As mentioned, both filmmakers faced intense derision post-release of each respective film. Banning and censorship prevented many contemporary audiences from experiencing the attack on their complacency with the bourgeoisie, authoritarian forces that brought forth the suffering depicted within each film. I argue that many audiences, both in the early to mid-1900s and now, are often unwilling and unable to challenge themselves by handling the provocative dimension brought to the surface by such films. Audiences are much more willing to sit through what makes them comfortable and secure, than confront their own behaviors that create negative aspects in the world. If suffering is shown on screen, we want to see no beauty in it and have the filmmaker clearly in good moral standing, but we also want to feel like the suffering is far removed from us personally and that we absolutely had no hand in causing it. Audiences want artists to play it safe, not challenge our own security while we are in a comfortable stasis while film watching. However, discomfort and shock are intrinsic aspects of Surrealism. From the very inception of the movement, Surrealism as a mode dedicated to the irrational and shocking lent itself to be a perfect conduit for revolting against society and stimulating a cultural reawakening. Surrealism goes hand in hand with rebellion, and as such seems to be an ideal mechanism for pushing the sharply political agenda of films like Rouch’s and Buñuel’s in which the filmmakers rebel against the ruling institutions and colonial attitudes. Though surrealism is often associated with dreamscapes and the fantasy across mediums, it is an apt tool in documentary films for its praxis of shocking viewers; shock often being a key mechanism for inciting socio-political action. From this, I argue that films such as Buñuel and Rouch’s are not just needed, but absolutely necessary. Using surrealism to produce provocative documentaries as a tool for activism or social critique is no doubt a lost activity, but an important one as our media landscape is saturated with that which makes us feel safe from the horrors of reality. Perhaps the legacy of such films has not been fully realized by modern documentarians, and perhaps it should be in order to awaken viewers to the horrors that are happening here and now.
Works Cited
Breton, André. “Manifesto of Surrealism.” Manifestoes of Surrealism. The University of Michigan Press, 1969.

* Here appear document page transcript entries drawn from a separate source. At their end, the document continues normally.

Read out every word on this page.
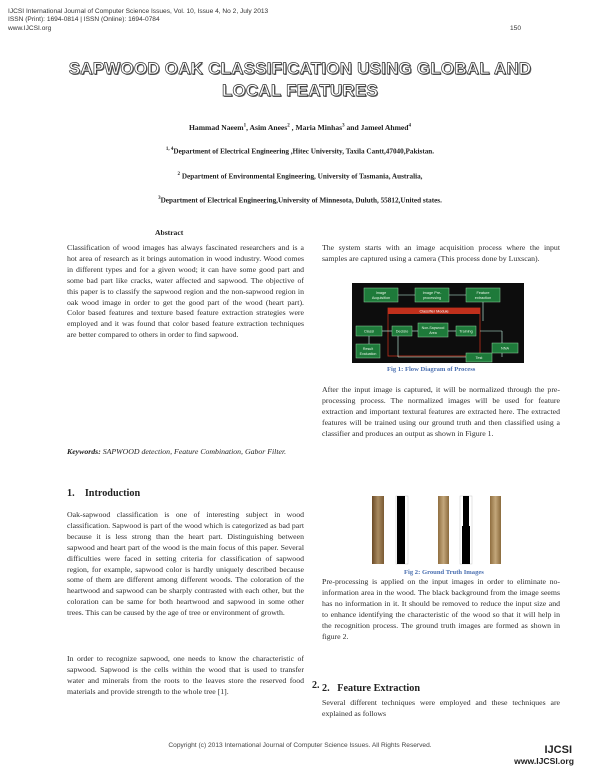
IJCSI International Journal of Computer Science Issues, Vol. 10, Issue 4, No 2, July 2013
ISSN (Print): 1694-0814 | ISSN (Online): 1694-0784
www.IJCSI.org	150
SAPWOOD OAK CLASSIFICATION USING GLOBAL AND
LOCAL FEATURES
Hammad Naeem$^1$, Asim Anees$^2$ , Maria Minhas$^3$ and Jameel Ahmed$^4$
$^{1, 4}$Department of Electrical Engineering ,Hitec University, Taxila Cantt,47040,Pakistan.
$^2$ Department of Environmental Engineering, University of Tasmania, Australia,
$^3$Department of Electrical Engineering,University of Minnesota, Duluth, 55812,United states.
Abstract
Classification of wood images has always fascinated researchers and is a hot area of research as it brings automation in wood industry. Wood comes in different types and for a given wood; it can have some good part and some bad part like cracks, water affected and sapwood. The objective of this paper is to classify the sapwood region and the non-sapwood region in oak wood image in order to get the good part of the wood (heart part). Color based features and texture based feature extraction strategies were employed and it was found that color based feature extraction techniques are better compared to others in order to find sapwood.
Keywords: SAPWOOD detection, Feature Combination, Gabor Filter.
1. Introduction
Oak-sapwood classification is one of interesting subject in wood classification. Sapwood is part of the wood which is categorized as bad part because it is less strong than the heart part. Distinguishing between sapwood and heart part of the wood is the main focus of this paper. Several difficulties were faced in setting criteria for classification of sapwood region, for example, sapwood color is hardly uniquely described because some of them are different among different woods. The coloration of the heartwood and sapwood can be sharply contrasted with each other, but the coloration can be same for both heartwood and sapwood in some other trees. This can be caused by the age of tree or environment of growth.
In order to recognize sapwood, one needs to know the characteristic of sapwood. Sapwood is the cells within the wood that is used to transfer water and minerals from the roots to the leaves store the reserved food materials and provide strength to the whole tree [1].
The system starts with an image acquisition process where the input samples are captured using a camera (This process done by Luxscan).
Image
Acquisition
Image Pre-
processing
Feature
extraction
Classifier Module
Classi	Decisio
Non-Sapwood
Area	Training
NNA
Result
Evaluation
Test
Fig 1: Flow Diagram of Process
After the input image is captured, it will be normalized through the pre-processing process. The normalized images will be used for feature extraction and important textural features are extracted here. The extracted features will be trained using our ground truth and then classified using a classifier and produces an output as shown in Figure 1.
Fig 2: Ground Truth Images
Pre-processing is applied on the input images in order to eliminate no-information area in the wood. The black background from the image seems has no information in it. It should be removed to reduce the input size and to enhance identifying the characteristic of the wood so that it will help in the recognition process. The ground truth images are formed as shown in figure 2.
2. 2. Feature Extraction
Several different techniques were employed and these techniques are explained as follows
Copyright (c) 2013 International Journal of Computer Science Issues. All Rights Reserved.	IJCSI
www.IJCSI.org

Clifford, James. “On Ethnographic Surrealism.” Comparative Studies in Society and History, vol. 23, no. 4, 1981, pp. 539–564. JSTOR, www.jstor.org/stable/178393.
DeBouzek, Jeanette. “The ‘Ethnographic Surrealism’ of Jean Rouch.” Visual Anthropology. 2:3-4, 301-315,1989. DOI: 10.1080/08949468.1989.9966515.
Ibarz, Mercé. “A Serious Experiment: Land Without Bread, 1933.” Archivos de la filmoteca: Revista de estudios historicos sobre la imagen, 34: 21–25.
Lastra, James. “Why Is This Absurd Picture Here? Ethnology/Heterology/Buñuel”. Rites of Realism: Essays on Corporeal Cinema, edited by Ivone Margulies, Duke University Press, 2003.
Richardson, Michael. “Surrealism and the Documentary.” Surrealism and Cinema. Berg, New York, 2006.
Warner, Rick. “Approaching Cinematic Surrealism.” Surrealism and Cinema course, University of North Carolina at Chapel Hill, January 12, 2021.